>>508039648 (OP)This is never going to get better until we address the cause. There is no bandaid solution that will force our capitalist rentier model of housing to work long term. The BEST we could ever hope for, as this graph shows, is a series of catastrophic booms and busts. That's as good as it gets with this system.
The core issue is that we treat housing as an investment, primarily a financial instrument, rather than as a durable good. Every other physical, durable good you own depreciates in value over time and with use. That's true of your car, your electronics, your appliances, etc. But not your house. Because we treat housing primarily as an investment vehicle, it CANNOT ever be allowed to decrease in value. What is more, because it is an investment, it needs to constantly appreciate, and appreciate beyond the rate of inflation. If housing ever stopped outpacing inflation, the investors wouldn't make any profit and that will never be permitted. We have created a system where housing prices can ONLY ever continue to go up and keep going up. The concern of people having a place to live is wholly irrelevant to the market pressures at play here.
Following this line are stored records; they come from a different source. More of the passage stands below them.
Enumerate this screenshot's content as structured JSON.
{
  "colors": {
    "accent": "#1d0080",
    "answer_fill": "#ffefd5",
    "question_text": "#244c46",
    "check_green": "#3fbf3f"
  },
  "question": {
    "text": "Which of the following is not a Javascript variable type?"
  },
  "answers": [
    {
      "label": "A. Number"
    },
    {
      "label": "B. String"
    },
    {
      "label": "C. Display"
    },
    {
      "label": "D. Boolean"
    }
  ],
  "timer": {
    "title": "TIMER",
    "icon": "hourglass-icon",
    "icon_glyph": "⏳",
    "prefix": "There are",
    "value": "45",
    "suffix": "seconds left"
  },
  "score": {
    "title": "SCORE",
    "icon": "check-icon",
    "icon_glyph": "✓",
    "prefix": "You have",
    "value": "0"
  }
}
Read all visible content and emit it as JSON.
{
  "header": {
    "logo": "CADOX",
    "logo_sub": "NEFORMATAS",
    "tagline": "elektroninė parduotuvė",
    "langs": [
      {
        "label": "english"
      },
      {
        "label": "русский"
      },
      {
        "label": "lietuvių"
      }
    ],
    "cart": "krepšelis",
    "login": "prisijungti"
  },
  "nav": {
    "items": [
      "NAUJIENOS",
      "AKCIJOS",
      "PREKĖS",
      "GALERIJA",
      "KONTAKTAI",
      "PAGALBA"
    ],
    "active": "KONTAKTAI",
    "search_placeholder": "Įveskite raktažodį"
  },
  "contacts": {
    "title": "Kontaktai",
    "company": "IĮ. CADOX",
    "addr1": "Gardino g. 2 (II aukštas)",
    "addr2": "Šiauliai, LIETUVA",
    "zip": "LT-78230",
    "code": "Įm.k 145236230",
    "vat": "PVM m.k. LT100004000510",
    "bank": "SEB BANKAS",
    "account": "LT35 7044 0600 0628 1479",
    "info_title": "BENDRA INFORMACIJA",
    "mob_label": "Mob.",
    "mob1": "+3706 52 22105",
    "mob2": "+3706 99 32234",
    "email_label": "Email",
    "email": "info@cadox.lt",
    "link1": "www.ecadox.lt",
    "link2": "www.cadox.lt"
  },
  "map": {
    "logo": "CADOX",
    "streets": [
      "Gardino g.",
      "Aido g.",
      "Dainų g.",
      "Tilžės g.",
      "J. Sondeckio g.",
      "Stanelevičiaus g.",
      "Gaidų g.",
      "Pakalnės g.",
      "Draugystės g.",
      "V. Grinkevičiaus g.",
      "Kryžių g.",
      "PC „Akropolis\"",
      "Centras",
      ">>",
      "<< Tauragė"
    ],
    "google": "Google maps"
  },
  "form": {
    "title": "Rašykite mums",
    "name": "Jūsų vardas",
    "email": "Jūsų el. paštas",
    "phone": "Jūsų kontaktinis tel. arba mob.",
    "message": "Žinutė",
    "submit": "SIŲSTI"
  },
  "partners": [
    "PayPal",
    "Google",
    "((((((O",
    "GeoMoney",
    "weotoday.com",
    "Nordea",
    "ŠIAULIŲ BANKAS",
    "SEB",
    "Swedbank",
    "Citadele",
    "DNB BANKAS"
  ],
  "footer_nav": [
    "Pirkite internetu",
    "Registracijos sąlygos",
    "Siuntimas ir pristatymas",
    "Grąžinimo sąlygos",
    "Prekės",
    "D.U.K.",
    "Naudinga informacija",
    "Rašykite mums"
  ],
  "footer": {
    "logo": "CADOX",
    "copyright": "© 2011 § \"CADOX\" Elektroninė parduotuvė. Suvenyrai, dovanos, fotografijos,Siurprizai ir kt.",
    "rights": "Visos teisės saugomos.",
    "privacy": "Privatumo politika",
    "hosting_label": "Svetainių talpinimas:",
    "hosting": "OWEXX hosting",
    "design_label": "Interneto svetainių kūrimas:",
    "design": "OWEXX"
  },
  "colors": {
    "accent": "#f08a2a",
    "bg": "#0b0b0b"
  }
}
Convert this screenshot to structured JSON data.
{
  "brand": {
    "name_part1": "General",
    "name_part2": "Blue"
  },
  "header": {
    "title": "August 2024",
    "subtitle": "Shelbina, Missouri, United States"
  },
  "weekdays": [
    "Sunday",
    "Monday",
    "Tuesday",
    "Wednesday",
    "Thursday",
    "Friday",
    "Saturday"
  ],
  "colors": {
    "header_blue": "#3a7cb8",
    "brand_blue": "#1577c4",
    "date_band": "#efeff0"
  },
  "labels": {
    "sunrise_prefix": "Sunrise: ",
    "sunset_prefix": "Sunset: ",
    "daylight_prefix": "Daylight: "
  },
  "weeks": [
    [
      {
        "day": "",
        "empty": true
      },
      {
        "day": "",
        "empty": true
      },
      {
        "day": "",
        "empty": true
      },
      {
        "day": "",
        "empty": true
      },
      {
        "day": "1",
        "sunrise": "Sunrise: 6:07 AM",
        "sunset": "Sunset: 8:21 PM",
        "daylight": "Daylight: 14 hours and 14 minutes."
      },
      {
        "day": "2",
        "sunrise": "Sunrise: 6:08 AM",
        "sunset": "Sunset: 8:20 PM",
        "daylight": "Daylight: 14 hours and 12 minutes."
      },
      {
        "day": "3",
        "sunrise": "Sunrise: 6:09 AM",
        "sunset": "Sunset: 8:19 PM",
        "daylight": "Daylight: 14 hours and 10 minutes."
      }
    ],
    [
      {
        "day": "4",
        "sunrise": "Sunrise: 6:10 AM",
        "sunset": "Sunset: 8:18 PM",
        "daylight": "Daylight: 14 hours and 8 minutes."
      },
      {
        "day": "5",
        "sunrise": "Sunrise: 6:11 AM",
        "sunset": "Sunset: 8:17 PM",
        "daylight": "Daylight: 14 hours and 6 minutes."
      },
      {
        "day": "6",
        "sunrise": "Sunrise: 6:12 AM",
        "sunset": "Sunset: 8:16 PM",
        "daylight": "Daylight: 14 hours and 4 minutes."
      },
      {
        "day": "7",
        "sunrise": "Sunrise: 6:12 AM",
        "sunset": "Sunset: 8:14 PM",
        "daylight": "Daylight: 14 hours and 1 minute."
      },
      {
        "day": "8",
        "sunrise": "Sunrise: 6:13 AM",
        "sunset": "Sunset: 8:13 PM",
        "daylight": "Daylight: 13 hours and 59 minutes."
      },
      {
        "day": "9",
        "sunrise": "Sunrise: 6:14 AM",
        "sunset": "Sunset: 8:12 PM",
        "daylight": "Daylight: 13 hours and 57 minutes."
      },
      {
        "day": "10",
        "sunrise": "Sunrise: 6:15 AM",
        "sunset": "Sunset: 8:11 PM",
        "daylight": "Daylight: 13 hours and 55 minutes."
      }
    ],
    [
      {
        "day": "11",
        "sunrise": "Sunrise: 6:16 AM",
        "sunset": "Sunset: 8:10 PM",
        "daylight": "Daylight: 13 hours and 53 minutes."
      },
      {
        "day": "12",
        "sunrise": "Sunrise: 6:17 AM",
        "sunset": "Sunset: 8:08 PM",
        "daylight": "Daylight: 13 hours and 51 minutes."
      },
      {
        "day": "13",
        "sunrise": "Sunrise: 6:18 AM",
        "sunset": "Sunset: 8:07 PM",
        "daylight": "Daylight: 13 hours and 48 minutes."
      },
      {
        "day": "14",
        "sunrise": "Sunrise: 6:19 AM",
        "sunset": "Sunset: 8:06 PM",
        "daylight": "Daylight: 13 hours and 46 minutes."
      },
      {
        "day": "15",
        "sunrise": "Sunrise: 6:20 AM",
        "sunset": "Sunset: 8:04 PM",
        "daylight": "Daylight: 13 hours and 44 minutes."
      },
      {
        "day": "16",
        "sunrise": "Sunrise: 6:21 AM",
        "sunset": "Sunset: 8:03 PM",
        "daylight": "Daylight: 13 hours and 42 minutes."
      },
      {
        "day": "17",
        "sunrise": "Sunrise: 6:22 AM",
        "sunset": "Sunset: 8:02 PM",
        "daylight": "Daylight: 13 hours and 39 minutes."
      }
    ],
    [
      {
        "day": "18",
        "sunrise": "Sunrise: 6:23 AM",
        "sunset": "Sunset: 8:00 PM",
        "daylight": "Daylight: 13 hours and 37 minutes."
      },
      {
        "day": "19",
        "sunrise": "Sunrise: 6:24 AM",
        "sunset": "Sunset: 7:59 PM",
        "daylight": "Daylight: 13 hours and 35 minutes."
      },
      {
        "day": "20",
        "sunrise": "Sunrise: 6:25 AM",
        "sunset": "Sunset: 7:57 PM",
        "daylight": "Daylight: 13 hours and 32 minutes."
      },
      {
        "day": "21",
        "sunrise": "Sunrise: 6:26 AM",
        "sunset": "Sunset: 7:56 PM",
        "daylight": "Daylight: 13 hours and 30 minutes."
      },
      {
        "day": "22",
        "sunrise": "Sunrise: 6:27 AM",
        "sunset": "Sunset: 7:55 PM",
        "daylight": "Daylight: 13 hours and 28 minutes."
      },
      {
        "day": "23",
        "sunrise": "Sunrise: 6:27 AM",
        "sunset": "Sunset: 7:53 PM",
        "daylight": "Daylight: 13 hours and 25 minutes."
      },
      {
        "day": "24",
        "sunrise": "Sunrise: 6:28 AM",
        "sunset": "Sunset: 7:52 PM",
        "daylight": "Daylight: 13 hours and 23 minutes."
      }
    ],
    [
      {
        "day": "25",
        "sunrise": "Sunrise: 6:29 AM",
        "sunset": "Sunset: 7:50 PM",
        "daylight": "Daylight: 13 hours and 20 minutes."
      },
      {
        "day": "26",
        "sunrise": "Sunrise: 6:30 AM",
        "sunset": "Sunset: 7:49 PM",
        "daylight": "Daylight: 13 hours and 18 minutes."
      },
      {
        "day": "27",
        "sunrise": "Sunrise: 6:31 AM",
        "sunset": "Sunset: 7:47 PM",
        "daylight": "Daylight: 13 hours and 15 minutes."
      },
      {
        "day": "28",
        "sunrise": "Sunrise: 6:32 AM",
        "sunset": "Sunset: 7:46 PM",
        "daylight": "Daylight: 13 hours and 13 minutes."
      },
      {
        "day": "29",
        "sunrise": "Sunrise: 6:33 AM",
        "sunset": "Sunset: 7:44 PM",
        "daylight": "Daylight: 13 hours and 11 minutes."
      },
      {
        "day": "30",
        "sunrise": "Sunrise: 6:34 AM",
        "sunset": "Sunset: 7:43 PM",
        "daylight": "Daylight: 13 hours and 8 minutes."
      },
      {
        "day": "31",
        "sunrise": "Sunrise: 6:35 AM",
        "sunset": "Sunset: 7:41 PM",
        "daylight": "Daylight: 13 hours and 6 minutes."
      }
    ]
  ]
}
The corporations buying all the empty houses and sitting on them literally do not care if no one can afford those houses. They are profitable to them sitting empty and simply appreciating as financial investments, with market activity driven by these corporations buying and selling these empty houses between each other. That's enough to keep the game going while the rest of us are left quite literally out in the cold.
The only way housing will come down to a point of sanity is by ending the practice of treating homes as investments and allow them to depreciate and lose value like any other physical good meant to be used.